December 02, 2024 · Declared Dead · 🏛 Computer Vision and Pattern Recognition

"No code URL or promise found in abstract"

Evidence collected by the PWNC Scanner

Authors Lan Wang, Yujia Chen, Du Tran, Vishnu Naresh Boddeti, Wen-Sheng Chu arXiv ID 2412.01798 Category cs.CV: Computer Vision Citations 7 Venue Computer Vision and Pattern Recognition Last Checked 4 months ago

Abstract

Long video understanding presents challenges due to the inherent high computational complexity and redundant temporal information. An effective representation for long videos must efficiently process such redundancy while preserving essential contents for downstream tasks. This paper introduces SEmantic Attention Learning (SEAL), a novel unified representation for long videos. To reduce computational complexity, long videos are decomposed into three distinct types of semantic entities: scenes, objects, and actions, allowing models to operate on a compact set of entities rather than a large number of frames or pixels.

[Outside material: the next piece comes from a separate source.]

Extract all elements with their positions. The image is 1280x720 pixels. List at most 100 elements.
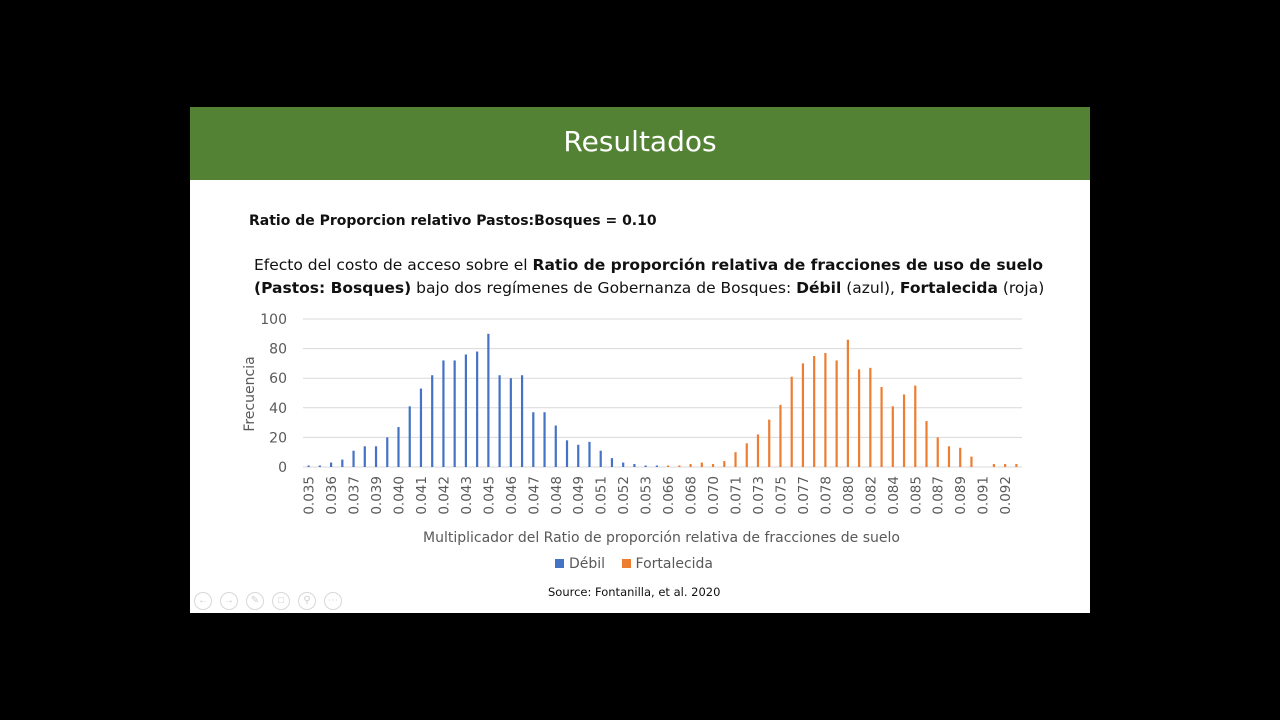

To further address redundancy, we propose an attention learning module that balances token relevance with diversity, formulated as a subset selection optimization problem. Our representation is versatile and applicable across various long video understanding tasks. Extensive experiments demonstrate that SEAL significantly outperforms state-of-the-art methods in video question answering and temporal grounding tasks across diverse benchmarks, including LVBench, MovieChat-1K, and Ego4D.